La tentation fatale : aller voir un médecin
Que fera le médecin ?
Il se contentera de vous prescrire une pilule « magique » de confort nommée antidépresseur, qui n’est en fait qu’une camisole chimique pour étouffer dans l’œuf la révolte de votre sagesse intérieure, vous scotchant définitivement dans les rangs des vaincus.
J’en ai vu tellement tomber dans cette facilité menant à la déchéance et au désastre !!! Je m’explique :
Savez-vous que si étant plein de joie de vivre, vous essayez par curiosité de prendre un antidépresseur, au bout d’une semaine vous pouvez avoir des envies de suicide ? On croit rêver ! Et non ! Nous avons été plusieurs, dont des médecins à l’essayer.
Ces drogues instillent d’abord une peur irraisonnée de tout, de sortir dans la rue, de conduire une voiture, etc., et surtout…..d’arrêter le traitement ! Et avec le fil du temps, l’idée de la mort devient de plus en plus pesante, obsédante. Certains passent à l’acte, d’autres non ; ceux là peuvent finir dans des établissements psychiatriques.
Je conseille un ouvrage remarquable de Philippe Labro, ancien directeur de Radio Luxembourg qui raconte sa descente aux enfers et comment il a pu s’en sortir ; le titreTomber sept fois, se relever huit (proverbe chinois) Ed. Folio
Face à un lobby d'exploitation de drogues légales
Entre 1980 et 2001, la vente d’antidépresseurs a été multipliée par plus de 7. Mais en 2007 les données montrèrent un ralentissement de la progression de ce marché. Alors un plan de redressement a été lancé par une campagne massive sur la dépression par lequel les lobbies pharmaceutiques et psychiatriques devaient faire remonter la consommation de ce qui est leur gagne-pain.

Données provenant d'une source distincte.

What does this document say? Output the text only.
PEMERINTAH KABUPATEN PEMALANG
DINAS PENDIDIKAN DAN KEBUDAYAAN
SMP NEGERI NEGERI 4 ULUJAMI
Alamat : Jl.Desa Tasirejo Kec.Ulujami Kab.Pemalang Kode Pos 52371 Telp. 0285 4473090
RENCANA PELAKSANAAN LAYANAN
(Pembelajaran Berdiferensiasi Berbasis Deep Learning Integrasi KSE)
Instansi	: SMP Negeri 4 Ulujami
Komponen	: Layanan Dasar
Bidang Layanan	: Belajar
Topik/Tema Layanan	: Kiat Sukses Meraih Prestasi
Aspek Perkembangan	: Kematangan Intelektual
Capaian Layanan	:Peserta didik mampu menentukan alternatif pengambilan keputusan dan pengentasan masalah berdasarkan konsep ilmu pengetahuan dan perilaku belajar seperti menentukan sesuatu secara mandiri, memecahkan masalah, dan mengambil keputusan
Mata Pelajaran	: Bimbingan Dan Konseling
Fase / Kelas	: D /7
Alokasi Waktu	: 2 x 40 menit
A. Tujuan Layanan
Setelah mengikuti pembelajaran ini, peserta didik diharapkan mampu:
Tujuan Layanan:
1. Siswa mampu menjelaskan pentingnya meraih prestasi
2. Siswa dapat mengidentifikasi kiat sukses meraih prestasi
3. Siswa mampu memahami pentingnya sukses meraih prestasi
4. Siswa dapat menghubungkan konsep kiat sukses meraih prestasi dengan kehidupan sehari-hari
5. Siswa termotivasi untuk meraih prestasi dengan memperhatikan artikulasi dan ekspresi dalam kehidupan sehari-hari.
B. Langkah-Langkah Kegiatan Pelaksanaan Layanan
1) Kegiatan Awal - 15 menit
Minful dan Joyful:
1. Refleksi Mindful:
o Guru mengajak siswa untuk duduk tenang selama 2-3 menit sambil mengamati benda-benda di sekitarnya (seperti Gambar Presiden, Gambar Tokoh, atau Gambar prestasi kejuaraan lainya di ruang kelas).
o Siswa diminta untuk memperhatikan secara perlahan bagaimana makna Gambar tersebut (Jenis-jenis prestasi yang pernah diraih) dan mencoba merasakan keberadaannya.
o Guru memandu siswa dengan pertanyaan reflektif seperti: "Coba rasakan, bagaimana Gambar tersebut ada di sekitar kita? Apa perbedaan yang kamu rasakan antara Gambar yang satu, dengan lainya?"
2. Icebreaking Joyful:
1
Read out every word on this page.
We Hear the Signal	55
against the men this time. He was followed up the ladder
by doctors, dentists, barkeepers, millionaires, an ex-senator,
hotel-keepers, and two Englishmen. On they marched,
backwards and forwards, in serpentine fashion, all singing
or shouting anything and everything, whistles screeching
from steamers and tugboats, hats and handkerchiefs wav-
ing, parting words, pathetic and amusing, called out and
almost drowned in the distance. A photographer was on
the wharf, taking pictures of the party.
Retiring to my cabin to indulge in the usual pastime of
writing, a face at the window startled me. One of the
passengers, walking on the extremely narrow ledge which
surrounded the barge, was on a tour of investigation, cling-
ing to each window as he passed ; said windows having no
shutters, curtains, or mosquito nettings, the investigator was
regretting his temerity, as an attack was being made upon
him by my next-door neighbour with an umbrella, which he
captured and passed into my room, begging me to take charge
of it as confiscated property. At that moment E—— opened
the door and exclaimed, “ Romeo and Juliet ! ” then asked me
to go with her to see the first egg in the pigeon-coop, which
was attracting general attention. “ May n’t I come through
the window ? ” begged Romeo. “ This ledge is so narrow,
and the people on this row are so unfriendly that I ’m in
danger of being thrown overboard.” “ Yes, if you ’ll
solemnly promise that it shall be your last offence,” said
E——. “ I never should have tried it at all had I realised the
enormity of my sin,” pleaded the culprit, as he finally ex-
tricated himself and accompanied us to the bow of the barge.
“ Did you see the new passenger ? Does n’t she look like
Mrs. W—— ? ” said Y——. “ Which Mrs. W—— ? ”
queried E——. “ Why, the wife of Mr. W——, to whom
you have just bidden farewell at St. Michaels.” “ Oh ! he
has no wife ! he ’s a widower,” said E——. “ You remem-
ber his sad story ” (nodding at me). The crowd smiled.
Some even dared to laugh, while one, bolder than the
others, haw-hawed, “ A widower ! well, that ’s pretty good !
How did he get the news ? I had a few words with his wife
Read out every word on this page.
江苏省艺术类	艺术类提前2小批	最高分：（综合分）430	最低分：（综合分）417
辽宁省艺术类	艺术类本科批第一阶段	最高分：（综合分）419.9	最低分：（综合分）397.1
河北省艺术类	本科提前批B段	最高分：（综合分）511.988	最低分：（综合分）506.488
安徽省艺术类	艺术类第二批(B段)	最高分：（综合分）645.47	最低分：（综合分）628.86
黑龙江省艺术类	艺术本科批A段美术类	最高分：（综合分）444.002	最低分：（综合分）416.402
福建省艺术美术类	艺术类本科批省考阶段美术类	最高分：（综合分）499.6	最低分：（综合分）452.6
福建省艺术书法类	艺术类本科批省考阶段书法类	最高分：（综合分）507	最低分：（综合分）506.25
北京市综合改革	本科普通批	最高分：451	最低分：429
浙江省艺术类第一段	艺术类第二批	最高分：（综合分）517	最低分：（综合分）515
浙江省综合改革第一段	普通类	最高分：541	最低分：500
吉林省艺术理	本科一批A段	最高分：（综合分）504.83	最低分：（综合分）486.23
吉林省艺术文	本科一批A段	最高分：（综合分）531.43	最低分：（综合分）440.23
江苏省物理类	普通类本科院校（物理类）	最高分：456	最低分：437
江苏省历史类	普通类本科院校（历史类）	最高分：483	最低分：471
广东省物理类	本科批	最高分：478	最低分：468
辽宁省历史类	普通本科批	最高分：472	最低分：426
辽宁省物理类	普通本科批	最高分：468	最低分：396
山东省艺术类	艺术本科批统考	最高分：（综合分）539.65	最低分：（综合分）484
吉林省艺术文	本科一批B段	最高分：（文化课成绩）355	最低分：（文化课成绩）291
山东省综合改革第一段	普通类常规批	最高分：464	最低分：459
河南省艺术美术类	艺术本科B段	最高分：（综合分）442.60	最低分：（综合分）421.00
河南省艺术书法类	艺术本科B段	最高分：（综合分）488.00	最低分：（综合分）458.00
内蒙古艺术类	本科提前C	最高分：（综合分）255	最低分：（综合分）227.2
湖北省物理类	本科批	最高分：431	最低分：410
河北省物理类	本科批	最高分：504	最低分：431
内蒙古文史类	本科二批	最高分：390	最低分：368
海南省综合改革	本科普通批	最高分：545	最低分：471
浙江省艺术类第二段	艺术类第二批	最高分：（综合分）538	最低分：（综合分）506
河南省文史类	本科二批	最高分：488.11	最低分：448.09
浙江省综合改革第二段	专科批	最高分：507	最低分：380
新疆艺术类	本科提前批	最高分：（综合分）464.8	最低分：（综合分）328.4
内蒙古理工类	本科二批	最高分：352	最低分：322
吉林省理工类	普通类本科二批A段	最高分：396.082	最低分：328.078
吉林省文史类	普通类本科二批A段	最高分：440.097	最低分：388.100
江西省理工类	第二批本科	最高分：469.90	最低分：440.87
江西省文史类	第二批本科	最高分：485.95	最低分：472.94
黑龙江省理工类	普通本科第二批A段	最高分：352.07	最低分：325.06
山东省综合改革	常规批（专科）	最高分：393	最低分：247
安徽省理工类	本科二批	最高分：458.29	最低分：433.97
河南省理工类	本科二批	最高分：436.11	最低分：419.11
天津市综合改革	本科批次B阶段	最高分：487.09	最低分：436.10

À savoir que les ressources de l’Agence française de sécurité sanitaire des produits de santé (AFSSAPS), dont les études ont toujours occulté les dangers décriés par les experts du monde entier, proviennent pour 83% de l’industrie pharmaceutique et seulement 6,4% de l’État.
Or, les antidépresseurs ont été dûment diagnostiqués comme étant la cause de nombreux suicides en France et dans le monde entier. Les dernières études ont montré que tous les tueurs en série de ces dernières années, étaient sous suivi psychiatrique et consommaient les antidépresseurs prescrits par leurs psychiatres. Ils n’étaient pas des tueurs en série avant leur traitement.
Y a t-il des aides non chimiques ?
Aucun remède ne peut résoudre une situation psychologique bancale.
Par contre, il est possible de donner à ceux qui sont en mal de vivre le punch leur permettant d’oser les décisions nécessaires pour les sortir de l’ornière.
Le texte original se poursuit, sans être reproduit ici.